Si chiude con un grande gesto d’amore e solidarietà la decima edizione del Festival internazionale I Bambini del Mondo. Il gruppo “Aragvi” della Gerogia, ha fatto visita ai bambini ricoverati presso il reparto di pediatria dell’ospedale San Giovanni di Dio di Agrigento.

Un momento di allegria per i piccoli degenti che hanno avuto un sorriso, una carezza e anche un momento di folklore. A dire loro grazie il primario, Giuseppe Gramaglia. “Un bel gesto degli organizzatori del festiva con i quali abbiamo da anni istaurato una alleanza – ha detto il primario – i bambini dei gruppi folkloristici che portano la loro allegria ed il loro amore per  i nostri piccoli degenti”.  I ragazzi di Tblisi hanno regalato anche un momento di spettacolo applauditissimo dai bambini ma anche dalle molte mamme che assistono i propri piccoli.

Solidarietà ma anche pace tra i popoli, questi i messaggi lanciati da Agrigento dai Bambini del mondo che ai piedi del tempio della Concordia  hanno sottoscritto e affidato proprio al sindaco Marco Zambuto, per  trasmetterla a tutti i Paesi del Mondo, la “Carta di Agrigento dei diritti e delle tutele dei bambini”. E Agrigento ha visto Serbi e Croati insieme, bambini delle due etnie fino ad un decennio fa in guerra, una lotta fratricida dopo il dissolvimento della Jugoslavia, a sancire i valori della pace.

“Il mio popolo fino a 15 anni fa era impegnato in una guerra fratricida con la Croazia – ha detto il presidente del gruppo della Serbia Vladan Tesanovic – adesso siamo qua insieme, abbiamo fatto il viaggio nello stesso autobus, i bambini dormono sotto lo stesso tetto ed  hanno stretto amicizia, e questo grazie anche al Festival dei Bambini del Mondo. Vogliamo lanciare a gran voce proprio da Agrigento il nostro messaggio di pace a tutto il mondo”.

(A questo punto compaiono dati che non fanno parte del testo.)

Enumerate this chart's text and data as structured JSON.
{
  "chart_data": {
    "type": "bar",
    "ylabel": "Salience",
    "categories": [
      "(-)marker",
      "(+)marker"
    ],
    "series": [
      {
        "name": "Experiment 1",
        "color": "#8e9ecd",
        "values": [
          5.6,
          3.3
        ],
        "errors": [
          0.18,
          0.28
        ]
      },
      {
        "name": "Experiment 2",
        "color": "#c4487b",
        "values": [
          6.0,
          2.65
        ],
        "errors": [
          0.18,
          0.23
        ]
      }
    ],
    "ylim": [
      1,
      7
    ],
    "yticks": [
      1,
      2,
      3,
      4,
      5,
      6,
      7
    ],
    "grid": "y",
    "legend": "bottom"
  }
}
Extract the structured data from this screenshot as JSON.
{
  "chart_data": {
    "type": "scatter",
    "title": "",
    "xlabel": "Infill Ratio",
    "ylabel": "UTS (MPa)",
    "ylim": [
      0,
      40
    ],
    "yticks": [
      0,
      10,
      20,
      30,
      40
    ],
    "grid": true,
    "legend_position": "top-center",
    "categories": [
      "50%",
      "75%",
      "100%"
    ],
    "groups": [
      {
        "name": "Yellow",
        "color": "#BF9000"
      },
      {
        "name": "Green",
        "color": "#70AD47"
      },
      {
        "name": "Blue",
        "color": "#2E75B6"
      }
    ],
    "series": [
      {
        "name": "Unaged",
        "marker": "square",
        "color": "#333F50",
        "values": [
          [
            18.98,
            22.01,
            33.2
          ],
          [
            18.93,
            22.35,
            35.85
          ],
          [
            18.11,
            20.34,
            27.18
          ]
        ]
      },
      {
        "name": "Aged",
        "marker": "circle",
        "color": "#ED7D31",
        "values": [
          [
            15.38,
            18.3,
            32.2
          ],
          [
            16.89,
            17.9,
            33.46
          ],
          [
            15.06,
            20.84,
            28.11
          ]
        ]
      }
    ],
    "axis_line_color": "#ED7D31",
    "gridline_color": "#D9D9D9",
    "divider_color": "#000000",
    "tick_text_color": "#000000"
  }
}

“E’ questo un momento di festa, di aggregazione e di confronto – ha detto il sindaco Marco Zambuto, ricevendo i bambini in municipio  – ma soprattutto di fratellanza, amicizia e pace tra i popoli. Valori che hanno valenza doppia perché portati avanti dai bambini che riescono a trasmetterli e comunicarli con grande naturalezza e spontaneità. Il segno della pace deve guidare, oggi più che mai, i rapporti tra i popoli”.